Most of us who follow politics remember the analysis issued by the Republican National Committee in the wake of the 2012 Presidential election. One of the findings was that the GOP absolutely had to increase its percentage of the Latino vote if it ever hoped to regain the White House.
Needless to say, the outreach to the Latino community advocated in that document did not occur, and if this analysis–based upon research by Pew–is accurate, the incredibly divisive, racist tone of the 2016 presidential campaign thus far is a direct outgrowth of the fact that the Grand Old Party has written off Latinos and other minority voters.
Since the Republicans didn’t pursue the easier path of improving their popularity with Latinos, they have no choice to jack up that 59% number they got with whites. Let’s look at how much they’ll need….
It’s probably a lot easier to get new voters from a group that is generally opposed to you than it is to keep adding voters to a group you’re dominating. In other words, it might be an easier task for the Republicans to get back to the 40-plus percent Latino support that George W. Bush once enjoyed than to grow their white support from 59% to 64%.

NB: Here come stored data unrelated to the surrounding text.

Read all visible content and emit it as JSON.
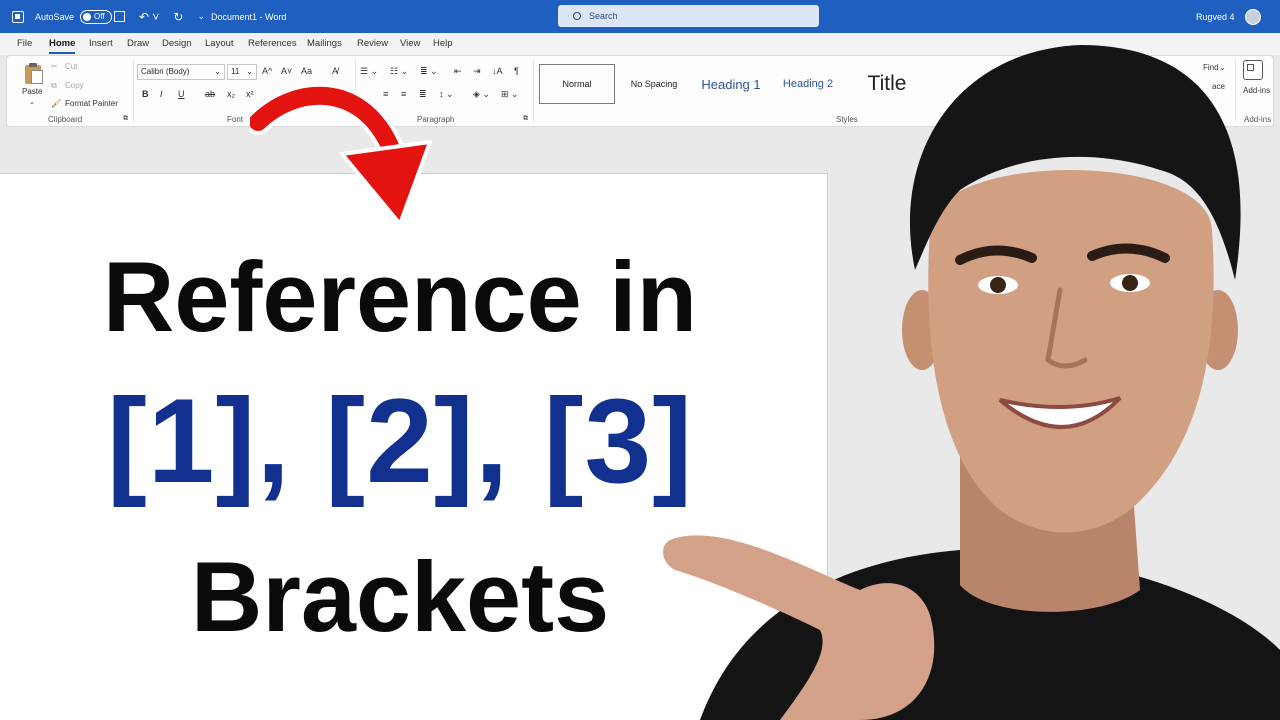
{
  "titlebar": {
    "autosave_label": "AutoSave",
    "autosave_state": "Off",
    "document_title": "Document1  -  Word",
    "search_placeholder": "Search",
    "user_name": "Rugved 4"
  },
  "tabs": [
    "File",
    "Home",
    "Insert",
    "Draw",
    "Design",
    "Layout",
    "References",
    "Mailings",
    "Review",
    "View",
    "Help"
  ],
  "ribbon": {
    "clipboard": {
      "paste": "Paste",
      "cut": "Cut",
      "copy": "Copy",
      "format_painter": "Format Painter",
      "label": "Clipboard"
    },
    "font": {
      "font_name": "Calibri (Body)",
      "font_size": "11",
      "label": "Font",
      "bold": "B",
      "italic": "I",
      "underline": "U",
      "strikethrough": "ab",
      "subscript": "x₂",
      "superscript": "x²",
      "grow": "A^",
      "shrink": "A˅",
      "change_case": "Aa"
    },
    "paragraph": {
      "label": "Paragraph"
    },
    "styles": {
      "label": "Styles",
      "items": [
        "Normal",
        "No Spacing",
        "Heading 1",
        "Heading 2",
        "Title"
      ]
    },
    "editing": {
      "find": "Find",
      "replace": "ace"
    },
    "addins": {
      "button": "Add-ins",
      "label": "Add-ins"
    }
  },
  "document": {
    "line1": "Reference in",
    "line2": "[1], [2], [3]",
    "line3": "Brackets"
  },
  "colors": {
    "titlebar": "#1e5fc0",
    "headline_black": "#0a0a0a",
    "headline_blue": "#12318f",
    "arrow_red": "#e3130f"
  },
  "icons": [
    "word-logo-icon",
    "undo-icon",
    "redo-icon",
    "save-icon",
    "search-icon",
    "paste-icon",
    "scissors-icon",
    "copy-icon",
    "brush-icon",
    "pilcrow-icon",
    "add-ins-icon",
    "red-arrow-icon"
  ]
}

But it’s the latter strategy (if we can call it a strategy) that the Republicans are pursuing. They need to racially polarize the electorate in a way that gets them 3-5% more of the white vote.

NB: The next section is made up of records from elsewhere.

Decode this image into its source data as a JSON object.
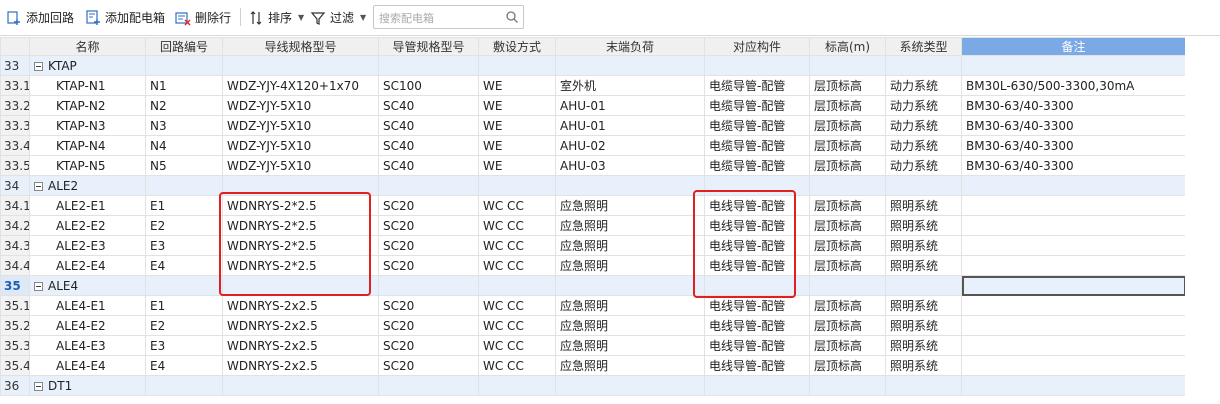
{
  "toolbar": {
    "add_circuit": "添加回路",
    "add_box": "添加配电箱",
    "delete_row": "删除行",
    "sort": "排序",
    "filter": "过滤",
    "search_placeholder": "搜索配电箱"
  },
  "columns": [
    "名称",
    "回路编号",
    "导线规格型号",
    "导管规格型号",
    "敷设方式",
    "末端负荷",
    "对应构件",
    "标高(m)",
    "系统类型",
    "备注"
  ],
  "rows": [
    {
      "num": "33",
      "group": true,
      "name": "KTAP"
    },
    {
      "num": "33.1",
      "name": "KTAP-N1",
      "cells": [
        "N1",
        "WDZ-YJY-4X120+1x70",
        "SC100",
        "WE",
        "室外机",
        "电缆导管-配管",
        "层顶标高",
        "动力系统",
        "BM30L-630/500-3300,30mA"
      ]
    },
    {
      "num": "33.2",
      "name": "KTAP-N2",
      "cells": [
        "N2",
        "WDZ-YJY-5X10",
        "SC40",
        "WE",
        "AHU-01",
        "电缆导管-配管",
        "层顶标高",
        "动力系统",
        "BM30-63/40-3300"
      ]
    },
    {
      "num": "33.3",
      "name": "KTAP-N3",
      "cells": [
        "N3",
        "WDZ-YJY-5X10",
        "SC40",
        "WE",
        "AHU-01",
        "电缆导管-配管",
        "层顶标高",
        "动力系统",
        "BM30-63/40-3300"
      ]
    },
    {
      "num": "33.4",
      "name": "KTAP-N4",
      "cells": [
        "N4",
        "WDZ-YJY-5X10",
        "SC40",
        "WE",
        "AHU-02",
        "电缆导管-配管",
        "层顶标高",
        "动力系统",
        "BM30-63/40-3300"
      ]
    },
    {
      "num": "33.5",
      "name": "KTAP-N5",
      "cells": [
        "N5",
        "WDZ-YJY-5X10",
        "SC40",
        "WE",
        "AHU-03",
        "电缆导管-配管",
        "层顶标高",
        "动力系统",
        "BM30-63/40-3300"
      ]
    },
    {
      "num": "34",
      "group": true,
      "name": "ALE2"
    },
    {
      "num": "34.1",
      "name": "ALE2-E1",
      "cells": [
        "E1",
        "WDNRYS-2*2.5",
        "SC20",
        "WC CC",
        "应急照明",
        "电线导管-配管",
        "层顶标高",
        "照明系统",
        ""
      ]
    },
    {
      "num": "34.2",
      "name": "ALE2-E2",
      "cells": [
        "E2",
        "WDNRYS-2*2.5",
        "SC20",
        "WC CC",
        "应急照明",
        "电线导管-配管",
        "层顶标高",
        "照明系统",
        ""
      ]
    },
    {
      "num": "34.3",
      "name": "ALE2-E3",
      "cells": [
        "E3",
        "WDNRYS-2*2.5",
        "SC20",
        "WC CC",
        "应急照明",
        "电线导管-配管",
        "层顶标高",
        "照明系统",
        ""
      ]
    },
    {
      "num": "34.4",
      "name": "ALE2-E4",
      "cells": [
        "E4",
        "WDNRYS-2*2.5",
        "SC20",
        "WC CC",
        "应急照明",
        "电线导管-配管",
        "层顶标高",
        "照明系统",
        ""
      ]
    },
    {
      "num": "35",
      "group": true,
      "active": true,
      "name": "ALE4"
    },
    {
      "num": "35.1",
      "name": "ALE4-E1",
      "cells": [
        "E1",
        "WDNRYS-2x2.5",
        "SC20",
        "WC CC",
        "应急照明",
        "电线导管-配管",
        "层顶标高",
        "照明系统",
        ""
      ]
    },
    {
      "num": "35.2",
      "name": "ALE4-E2",
      "cells": [
        "E2",
        "WDNRYS-2x2.5",
        "SC20",
        "WC CC",
        "应急照明",
        "电线导管-配管",
        "层顶标高",
        "照明系统",
        ""
      ]
    },
    {
      "num": "35.3",
      "name": "ALE4-E3",
      "cells": [
        "E3",
        "WDNRYS-2x2.5",
        "SC20",
        "WC CC",
        "应急照明",
        "电线导管-配管",
        "层顶标高",
        "照明系统",
        ""
      ]
    },
    {
      "num": "35.4",
      "name": "ALE4-E4",
      "cells": [
        "E4",
        "WDNRYS-2x2.5",
        "SC20",
        "WC CC",
        "应急照明",
        "电线导管-配管",
        "层顶标高",
        "照明系统",
        ""
      ]
    },
    {
      "num": "36",
      "group": true,
      "name": "DT1"
    }
  ],
  "colors": {
    "header_highlight": "#7aa9e6",
    "group_row": "#e8f1fb",
    "annotation_red": "#e02020",
    "icon_blue": "#2f6fc4"
  }
}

They can do some of this through turnout instead, of course, so if they can keep lots of blacks and Latinos from voting in the first place, they don’t need to improve quite so much with whites.
I think what’s key to understanding this situation is that the Republicans actually have crossed the Rubicon and they no longer have the option of going back and pursuing more of the Latino vote. They must pursue more of the white vote and there are not too many ways to do that other than aggravating racial consciousness and jacking up the sense of white racial grievance.
And that is what we are seeing–in Trump’s case, from a master of demagoguery. As Josh Marshall writes at Talking Points Memo,
Trump hardly comes out of nowhere. There’s really little about his ascent that is surprising at all if you’ve been paying attention to the direction of our politics in the last decade. I don’t mean that I would have predicted he’d do this well. I didn’t. What I mean is that the nature of his success, the effectiveness of his strategy and message, is entirely predictable. What Trump has done is taken the half-subterranean Republican script of the Obama years, turbocharge it and add a level of media savvy that Trump gained not only from The Apprentice but more from decades navigating and exploiting New York City’s rich tabloid news culture. He’s just taken the existing script, wrung out the wrinkles and internal contradictions and given it its full voice. There’s very, very little that is new or unfamiliar in Trump’s campaign beside taking the world of talk radio, conservative media and base Republican hijinx and pushing them to the center of the national political conversation. If you’re surprised, it’s because you haven’t been paying attention.
Those of us who have been paying attention are terrified.